At its climax the music halts twice at a precipice then tumbles into the recapitulation, the opening theme now in white-note tonality and unrecognizably spotted across the keyboard. As this peters out we hear the same theme but now with warm, gentle, romantic harmonies. A final build-up to an exact repetition of the opening of the piece is blended with material from the B section and, in the last bar, in a final wild scream, we hear all three tonalities together for a blinding second-long flash, brighter than noon, before the final soft chord closes the curtain on these night visions.
– Stephen Hough
Stephen Hough’s Piano sonata No. 2 (notturno luminoso) is a joint commission with funds generously supplied by Lakeside Arts Centre, University of Nottingham; The Schubert Club, St. Paul, Minnesota; Singapore International Piano Festival; Swansea Festival of Music and the Arts; and the Vancouver Recital Society. It was given its premiere by the composer at the Brangwyn Hall, Swansea Festival of Music and the Arts, on October 9, 2012.
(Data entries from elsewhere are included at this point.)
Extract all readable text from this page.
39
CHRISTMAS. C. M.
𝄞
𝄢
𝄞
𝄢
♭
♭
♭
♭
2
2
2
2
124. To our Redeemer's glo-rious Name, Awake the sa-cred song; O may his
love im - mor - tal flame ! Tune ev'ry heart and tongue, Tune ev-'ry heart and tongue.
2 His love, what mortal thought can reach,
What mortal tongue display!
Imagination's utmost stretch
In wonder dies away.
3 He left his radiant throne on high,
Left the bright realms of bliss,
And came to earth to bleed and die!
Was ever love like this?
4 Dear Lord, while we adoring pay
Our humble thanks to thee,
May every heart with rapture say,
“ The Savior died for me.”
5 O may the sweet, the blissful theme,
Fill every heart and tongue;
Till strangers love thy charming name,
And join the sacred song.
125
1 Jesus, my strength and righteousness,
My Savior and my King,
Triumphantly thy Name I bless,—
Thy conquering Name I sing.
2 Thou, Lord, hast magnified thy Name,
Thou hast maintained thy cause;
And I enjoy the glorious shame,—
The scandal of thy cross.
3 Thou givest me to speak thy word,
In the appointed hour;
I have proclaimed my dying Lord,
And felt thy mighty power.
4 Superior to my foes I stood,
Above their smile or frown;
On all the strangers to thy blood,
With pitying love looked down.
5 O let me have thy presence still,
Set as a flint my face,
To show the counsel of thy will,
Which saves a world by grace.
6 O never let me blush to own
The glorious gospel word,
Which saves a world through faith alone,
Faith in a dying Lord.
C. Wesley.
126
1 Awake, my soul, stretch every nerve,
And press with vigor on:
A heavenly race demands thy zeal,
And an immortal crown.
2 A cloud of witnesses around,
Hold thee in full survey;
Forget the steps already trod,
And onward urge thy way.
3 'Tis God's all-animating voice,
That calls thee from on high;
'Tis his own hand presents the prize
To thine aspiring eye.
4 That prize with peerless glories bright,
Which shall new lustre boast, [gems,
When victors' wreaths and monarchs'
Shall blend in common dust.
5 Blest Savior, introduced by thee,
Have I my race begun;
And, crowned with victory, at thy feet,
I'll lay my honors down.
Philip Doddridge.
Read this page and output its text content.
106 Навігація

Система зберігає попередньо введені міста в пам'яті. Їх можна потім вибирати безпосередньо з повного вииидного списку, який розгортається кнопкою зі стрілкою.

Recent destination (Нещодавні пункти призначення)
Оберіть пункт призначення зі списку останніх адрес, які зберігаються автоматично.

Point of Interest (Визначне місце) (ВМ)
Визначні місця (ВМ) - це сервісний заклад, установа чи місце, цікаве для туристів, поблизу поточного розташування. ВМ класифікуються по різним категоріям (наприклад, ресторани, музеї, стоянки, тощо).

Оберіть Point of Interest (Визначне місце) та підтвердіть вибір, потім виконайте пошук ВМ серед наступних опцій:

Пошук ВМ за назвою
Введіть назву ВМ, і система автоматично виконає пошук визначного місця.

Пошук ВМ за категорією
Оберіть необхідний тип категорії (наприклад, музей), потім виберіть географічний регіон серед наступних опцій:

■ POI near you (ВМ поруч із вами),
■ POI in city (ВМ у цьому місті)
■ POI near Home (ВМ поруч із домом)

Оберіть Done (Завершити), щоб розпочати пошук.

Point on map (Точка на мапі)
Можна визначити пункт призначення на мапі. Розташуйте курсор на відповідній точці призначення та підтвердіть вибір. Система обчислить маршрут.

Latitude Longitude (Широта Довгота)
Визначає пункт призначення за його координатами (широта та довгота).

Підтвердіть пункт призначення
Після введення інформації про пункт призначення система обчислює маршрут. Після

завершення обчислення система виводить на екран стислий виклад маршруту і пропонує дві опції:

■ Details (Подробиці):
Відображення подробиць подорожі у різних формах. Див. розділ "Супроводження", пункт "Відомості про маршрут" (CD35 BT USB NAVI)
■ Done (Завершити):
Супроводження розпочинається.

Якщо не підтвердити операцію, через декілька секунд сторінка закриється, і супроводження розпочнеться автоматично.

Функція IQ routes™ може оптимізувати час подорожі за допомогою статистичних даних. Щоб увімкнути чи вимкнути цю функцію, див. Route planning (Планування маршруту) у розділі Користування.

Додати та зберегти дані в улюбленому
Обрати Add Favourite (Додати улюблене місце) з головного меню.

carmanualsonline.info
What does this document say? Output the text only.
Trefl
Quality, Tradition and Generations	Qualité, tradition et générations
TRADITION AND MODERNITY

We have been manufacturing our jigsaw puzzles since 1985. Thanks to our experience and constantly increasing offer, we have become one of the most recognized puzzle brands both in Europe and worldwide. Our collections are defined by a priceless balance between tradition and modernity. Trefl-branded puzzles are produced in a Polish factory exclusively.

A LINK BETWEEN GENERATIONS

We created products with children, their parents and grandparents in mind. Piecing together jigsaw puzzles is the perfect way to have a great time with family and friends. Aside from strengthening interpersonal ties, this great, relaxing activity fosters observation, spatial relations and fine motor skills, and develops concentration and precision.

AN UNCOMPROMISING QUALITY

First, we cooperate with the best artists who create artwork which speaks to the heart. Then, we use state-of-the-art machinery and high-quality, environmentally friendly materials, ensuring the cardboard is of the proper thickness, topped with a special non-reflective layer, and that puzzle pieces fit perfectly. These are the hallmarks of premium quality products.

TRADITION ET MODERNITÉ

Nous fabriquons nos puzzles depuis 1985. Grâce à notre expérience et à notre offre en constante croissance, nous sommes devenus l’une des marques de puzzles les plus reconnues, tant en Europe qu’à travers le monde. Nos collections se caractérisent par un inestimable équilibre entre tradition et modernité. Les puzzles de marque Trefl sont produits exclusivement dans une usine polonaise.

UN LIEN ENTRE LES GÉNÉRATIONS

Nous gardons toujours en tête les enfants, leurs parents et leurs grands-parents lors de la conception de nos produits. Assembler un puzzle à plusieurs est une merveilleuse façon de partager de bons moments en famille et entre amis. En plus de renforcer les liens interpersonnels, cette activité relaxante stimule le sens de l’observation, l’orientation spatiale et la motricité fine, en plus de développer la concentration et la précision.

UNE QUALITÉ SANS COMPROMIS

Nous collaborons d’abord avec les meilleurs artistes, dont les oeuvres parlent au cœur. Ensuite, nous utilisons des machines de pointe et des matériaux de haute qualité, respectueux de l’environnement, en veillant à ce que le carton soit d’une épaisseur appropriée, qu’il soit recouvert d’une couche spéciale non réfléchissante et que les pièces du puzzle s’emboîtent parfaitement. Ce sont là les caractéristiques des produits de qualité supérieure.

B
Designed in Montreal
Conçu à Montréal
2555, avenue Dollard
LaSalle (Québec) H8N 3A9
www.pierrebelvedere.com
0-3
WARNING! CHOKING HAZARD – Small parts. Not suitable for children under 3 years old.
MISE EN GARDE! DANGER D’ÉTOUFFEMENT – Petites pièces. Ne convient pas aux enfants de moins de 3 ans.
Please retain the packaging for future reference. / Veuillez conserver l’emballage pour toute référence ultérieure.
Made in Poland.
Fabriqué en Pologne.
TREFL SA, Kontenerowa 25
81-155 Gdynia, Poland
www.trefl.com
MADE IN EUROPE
Robert Schumann: Carnaval, Op. 9
Carnaval consists of 22 musical vignettes, all constructed from three tiny motifs whose notes are derived from the name of a little German town, Asch. (Today it is Aš, just over the border in the Czech Republic, near Bayreuth, Germany). This was where Schumann’s current flame, Ernestine von Fricken, came from. Matters progressed to the point where Schumann and Ernestine became engaged in December of 1834. That month, Schumann began writing the music that he eventually entitled Carnaval.
As any student of music history knows, Schumann jilted Ernestine in favor of Clara Wieck. But for the moment, the 24-year-old composer was infatuated with Ernestine. He discovered that the four letters of Ernestine’s birthplace, Asch, were also in his own name. (In German terms, S=Es (E flat), and H=B natural.) The autobiographical element goes further. Characters from Schumann’s life – both real and imagined – are portrayed, including his wife-to-be Clara (“Chiarina”), Ernestine (“Estrella”), Chopin and Paganini. Then there are the two aspects of Schumann’s musical personality: the quiet dreamer as reflected in Eusebius, and the passionate intensity of Florestan. Figures from the commedia dell’arte of Italian carnivals make appearances: Pierrot, Arlequin, Pantalon and Columbine. Every piece in Carnaval, except the “Préambule”, is based on an ASCH motif, which usually appears at the opening and is then developed in ways both obvious and obscure. However, two years after completing Carnaval, Schumann told his colleague Ignaz Moscheles that he was more interested in the “soul-states” conjured up by the music – the emotions and moods – than in programmatic associations of the movement titles.
Program notes for Chopin, Brahms and Schumann by Robert Markow, 2012.